Evet, gerekçe bu... Şimdi size komik gelen ama o zaman trajik olan gerekçe bu.
Mesela “Su da Yanar” filminin yönetmeni Ali Özgentürk, Nâzım Hikmet’in hayatını çekmek isteyen bir yönetmeni anlatmak isteyince idamla yargılanmıştı.
Türk sineması bu tür komik ve acı gerekçelerle sansüre uğramış “kara bir perde”yle örtülüdür.
Mesela 1980’li yıllarda kitaplığınızda bir Nâzım Hikmet şiiri bulunması sizi “komünizm propagandası yapan ve devleti yıkmak için örgüt kuran bir terörist” haline getirebilirdi.
Nice sanatçılar, aydınlar, şimdi size, “Hadi oradan olmaz böyle şey” dedirtecek gerekçelerle, yıllarca hapislerde yattı, süründü, işkence gördü, sansüre uğradı...
Şimdi siyasilerin Meclis’te okuma yarışına girdiği Nâzım Hikmet şiiri devleti yıkmak için bir örgüt belgesiydi.
Bütün bunları neden mi yazıyorum?
Şimdi yaşadıklarımıza bakınca artık bir “negatif hafıza”ya ihtiyacımız olduğunu anlatmak için yazıyorum.
Bir “kara defter” olmalı.
Ve üstelik bu “kara hafıza”nın ders olarak okutulmasını da öneriyorum.
Liselerde, üniversitelerde okutulan tarih yalnızca Osmanlı ve cumhuriyet tarihi olmamalı.

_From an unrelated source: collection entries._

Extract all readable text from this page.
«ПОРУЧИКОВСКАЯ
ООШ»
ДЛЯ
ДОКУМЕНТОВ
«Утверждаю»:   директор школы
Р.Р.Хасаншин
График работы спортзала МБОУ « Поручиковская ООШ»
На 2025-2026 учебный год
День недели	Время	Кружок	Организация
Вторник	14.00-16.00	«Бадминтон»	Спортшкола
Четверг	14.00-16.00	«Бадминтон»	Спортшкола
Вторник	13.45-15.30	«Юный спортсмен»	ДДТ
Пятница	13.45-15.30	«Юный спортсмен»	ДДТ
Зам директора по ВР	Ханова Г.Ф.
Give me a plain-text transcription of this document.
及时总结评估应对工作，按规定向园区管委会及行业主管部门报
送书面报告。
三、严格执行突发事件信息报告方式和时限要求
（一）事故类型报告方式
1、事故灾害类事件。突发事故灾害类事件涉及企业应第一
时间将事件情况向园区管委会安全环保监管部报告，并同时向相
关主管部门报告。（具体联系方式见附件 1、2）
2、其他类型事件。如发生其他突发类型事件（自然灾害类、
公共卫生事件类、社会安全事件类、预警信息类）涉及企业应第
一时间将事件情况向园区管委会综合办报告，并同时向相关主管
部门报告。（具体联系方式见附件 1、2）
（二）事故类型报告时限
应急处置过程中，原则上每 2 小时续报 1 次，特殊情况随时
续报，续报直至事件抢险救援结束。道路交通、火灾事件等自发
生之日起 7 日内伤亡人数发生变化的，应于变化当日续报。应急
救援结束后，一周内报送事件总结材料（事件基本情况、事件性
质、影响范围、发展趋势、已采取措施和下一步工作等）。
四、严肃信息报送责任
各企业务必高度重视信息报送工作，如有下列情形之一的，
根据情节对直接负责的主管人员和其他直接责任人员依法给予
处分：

Mesela neden bir “sansür tarihi” yoktur?
Ya da bir “işkence tarihi”.
Menderes’i astıktan sonra, havalimanına adını veren bir devlet ancak böyle bir “kara hafıza”yla geleceğini kurabilir.
Dün Doğan Hızlan yazdı:
1980 yılında darbe nedeniyle verilemeyen Altın Portakal ödülleri 30 yıl sonra verilecek.
O yılın filmlerini jüri izleyecek...
İşte bu yüzden diyorum ki:
Mesela, 30 senedir silahla bitirilemediği her şekilde anlaşılan Kürt meselesini yeniden silahla bitirmeye hazırlanan bir kafa için bir “kara tarih dersi” gerekmiyor mu?
Ama bu ders bu ülkede yaşayan herkes için olmalı.
Üç kez kanlı isyana kalkışmış Kürtler için de okutulmalı bu ders.
Yıllarca “Kürt yok. Kart kurt var” dedikten sonra Kürtçe TV kanalı kuran devlet için de.
Bir mahkemesinde Kürtçe savunma yapmak isteyen zanlı için Kürtçeyi “bilinmeyen bir dil” diye tanımlayan, bir başka mahkemesinde Kürtçe tercüme yaptıran yargı için de...
SANSÜR TARİHİ
Toplumsal hafızası, ve “kara tarihi” ders olmayan bir toplum için ilk öneriyi Kültür Bakanı Ertuğrul Günay’a yaptım...
Dedim ki: “Türk sineması için bir sansür belgeseli yapılsa. Ve bu da ders olarak okutulsa...”
Günay, “Çok doğru söylüyorsun. Bu gerçekten yapılmalı” dedi.
Belki de böylece bu toplumun, “kara tarihi”nin ilk bölümüne bir adım atmış olduk.
Arkasından Türk edebiyatının “sansür tarihi”. Ya da bir “işkence tarihi” gelebilir.
Bu “kara hafıza” gelecek nesiller için bir ders olabilir.
Acaba darbe kurumu olan YÖK böyle bir derse ne der?
Ya da Milli Eğitim Bakanlığı müfredatına alır mı?